Su Diabetology una review della letteratura su aspetti tecnici e psicologici dell’iniezione di insulina con la penna.

Anche l’ago riveste un ruolo fondamentale nella corretta somministrazione dell’insulina ed è uno strumento indispensabile per ridurre il rischio di patologie tempo-dipendenti. Per questo in Gallura si utilizza il Gold Standard 32G x 4 millimetri che aumenta l’aderenza del paziente al trattamento, riducendo la possibilità di saltare alcune punture per paura del dolore e migliorando le modalità di assunzione dell’insulina. L’approccio è stato messo nero su bianco in uno studio della Simdo pubblicato sulla rivista internazionale Diabetology con il contribuito del dottor Giancarlo Tonolo, Direttore dell’Unità Operativa di Diabetologia della Asl Gallura. L’approfondimento ha trovato spazio anche in diverse testate nazionali, come la Repubblica, il Secolo XIX e La Stampa, ed è scaricabile integralmente a questo link: https://doi.org/10.3390/diabetology5030021.

«In Gallura abbiamo circa 10500 pazienti diabetici, dei quali 1150 di tipo 1 e 1350 del tipo 2 che fanno terapia insulinica intensiva. Ai pazienti presi in carico dalla Asl Gallura prescriviamo questo tipo di ago per diversi motivi. Dobbiamo considerare – sottolinea Tonolo – che non si tratta di una terapia limitata nel tempo ma per tutta la vita. Stiamo parlando di circa 1450 iniezioni in un anno che per un diabetico di tipo 1 sono più di 100mila in tutta la vita. Con aghi più lunghi si usa la tecnica del “pizzicotto” ma si perde la possibilità di iniettare insulina nelle braccia.

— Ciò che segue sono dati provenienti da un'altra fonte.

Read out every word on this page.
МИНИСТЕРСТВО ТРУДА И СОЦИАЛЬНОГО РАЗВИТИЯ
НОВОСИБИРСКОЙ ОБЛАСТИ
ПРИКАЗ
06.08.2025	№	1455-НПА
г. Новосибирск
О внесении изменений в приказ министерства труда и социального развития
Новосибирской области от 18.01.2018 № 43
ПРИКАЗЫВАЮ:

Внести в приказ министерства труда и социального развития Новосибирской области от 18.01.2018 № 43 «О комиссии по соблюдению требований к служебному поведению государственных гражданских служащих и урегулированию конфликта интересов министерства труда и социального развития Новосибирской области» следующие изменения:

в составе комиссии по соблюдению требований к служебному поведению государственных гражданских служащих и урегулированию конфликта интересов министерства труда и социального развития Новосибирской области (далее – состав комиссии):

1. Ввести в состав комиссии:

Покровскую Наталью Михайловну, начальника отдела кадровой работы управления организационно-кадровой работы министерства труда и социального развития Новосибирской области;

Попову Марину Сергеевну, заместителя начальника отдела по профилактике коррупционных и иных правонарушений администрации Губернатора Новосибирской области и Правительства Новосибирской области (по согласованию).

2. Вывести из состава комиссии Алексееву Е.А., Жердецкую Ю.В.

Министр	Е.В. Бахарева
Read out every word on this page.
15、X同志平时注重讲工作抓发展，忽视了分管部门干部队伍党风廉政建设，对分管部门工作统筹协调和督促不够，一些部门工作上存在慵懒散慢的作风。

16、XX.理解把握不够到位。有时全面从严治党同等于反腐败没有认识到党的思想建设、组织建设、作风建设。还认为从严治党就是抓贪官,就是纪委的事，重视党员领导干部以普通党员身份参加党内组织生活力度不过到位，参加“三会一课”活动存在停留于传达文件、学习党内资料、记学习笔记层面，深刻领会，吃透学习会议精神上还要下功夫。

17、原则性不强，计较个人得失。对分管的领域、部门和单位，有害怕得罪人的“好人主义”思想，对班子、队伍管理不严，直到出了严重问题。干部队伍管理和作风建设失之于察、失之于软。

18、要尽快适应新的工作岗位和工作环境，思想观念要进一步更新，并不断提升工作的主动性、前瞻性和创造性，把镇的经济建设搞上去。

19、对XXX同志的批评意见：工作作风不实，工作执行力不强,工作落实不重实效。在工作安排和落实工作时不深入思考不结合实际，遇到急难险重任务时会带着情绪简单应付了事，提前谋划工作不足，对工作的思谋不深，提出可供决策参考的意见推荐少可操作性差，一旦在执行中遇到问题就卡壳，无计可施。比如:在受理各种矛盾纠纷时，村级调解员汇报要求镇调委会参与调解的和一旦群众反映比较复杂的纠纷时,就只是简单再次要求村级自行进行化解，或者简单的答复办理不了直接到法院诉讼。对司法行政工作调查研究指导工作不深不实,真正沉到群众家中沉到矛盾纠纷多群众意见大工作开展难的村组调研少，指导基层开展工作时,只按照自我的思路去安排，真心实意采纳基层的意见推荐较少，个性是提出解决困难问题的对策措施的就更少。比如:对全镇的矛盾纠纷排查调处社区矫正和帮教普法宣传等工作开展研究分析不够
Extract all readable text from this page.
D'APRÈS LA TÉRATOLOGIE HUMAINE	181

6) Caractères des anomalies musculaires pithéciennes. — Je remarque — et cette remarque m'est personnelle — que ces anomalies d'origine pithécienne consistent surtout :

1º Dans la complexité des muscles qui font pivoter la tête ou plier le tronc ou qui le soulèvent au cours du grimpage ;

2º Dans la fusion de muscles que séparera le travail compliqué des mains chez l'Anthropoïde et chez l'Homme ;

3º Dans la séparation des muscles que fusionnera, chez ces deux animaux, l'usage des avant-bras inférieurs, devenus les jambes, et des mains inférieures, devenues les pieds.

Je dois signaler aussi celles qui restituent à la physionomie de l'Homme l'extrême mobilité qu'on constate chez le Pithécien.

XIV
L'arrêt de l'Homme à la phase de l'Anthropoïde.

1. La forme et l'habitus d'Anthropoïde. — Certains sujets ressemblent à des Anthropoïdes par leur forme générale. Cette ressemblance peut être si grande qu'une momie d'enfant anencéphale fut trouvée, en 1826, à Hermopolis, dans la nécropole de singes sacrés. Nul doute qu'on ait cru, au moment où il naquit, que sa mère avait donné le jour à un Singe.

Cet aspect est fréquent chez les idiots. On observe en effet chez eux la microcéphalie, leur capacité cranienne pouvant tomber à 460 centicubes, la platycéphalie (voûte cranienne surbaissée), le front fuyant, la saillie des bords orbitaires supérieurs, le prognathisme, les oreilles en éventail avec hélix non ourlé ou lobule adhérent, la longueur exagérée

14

Con gli aghi 32G x 4 millimetri si possono ruotare i siti di iniezione, evitando la comparsa di lipodistofie cutanee che possono rendere erratico l’assorbimento dell’insulina». Dalla pubblicazione emerge come l’ago per la penna di insulina non sia semplicemente un ago, ma vada considerato come un elemento fondamentale per la terapia anche in chiave di prevenzione cardiovascolare. Un cattivo compenso metabolico porta allo sviluppo di placche aterosclerotiche nel tempo e aumenta la cardiopatia ischemica. Non solo: chi soffre di neuropatia legata al diabete rischia di avere una cardiopatia ischemica silente, cioè di poter avere un infarto senza sintomatologia e quindi non accorgersene. Ancora: un’ipoglicemia grave attiva il sistema adrenergico, quindi induce un quadro simile a quello che abbiamo dopo una corsa sfrenata. Quindi se il paziente ha una cardiopatia ischemica può sviluppare un infarto perché è come se sostenesse uno sforzo fisico intenso in quel momento. Il controllo ottimale della glicemia e della insulina resistenza riduce questi effetti, ma deve essere costante e prolungato nel tempo.

«C’è un altro elemento da considerare: è il rapporto diametro esterno-diametro interno. E’ fondamentale per permettere, nonostante la forte riduzione del calibro esterno, di mantenere un calibro interno che consenta un flusso ottimale della insulina che passi velocemente dalla penna al sottocute. In questo senso si può pensare ai bisogni di persone anziane con tremori, per cui fare l’iniezione in condizioni diverse da queste esporrebbe ad una iniezione di insulina inefficace. Tutto ciò porta ad un migliore compenso metabolico, che anche nel diabete tipo 1 è importante per ridurre le malattie cardiovascolari e, soprattutto, evita iniezioni di quantità “random” di insulina, che se in eccesso possono portare a ipoglicemia con le conseguenze immaginabili: in persone anziane con malattia cardiovascolare in atto si possono tradurre in comparsa di infarto miocardico acuto o ictus», conclude dottor Tonolo.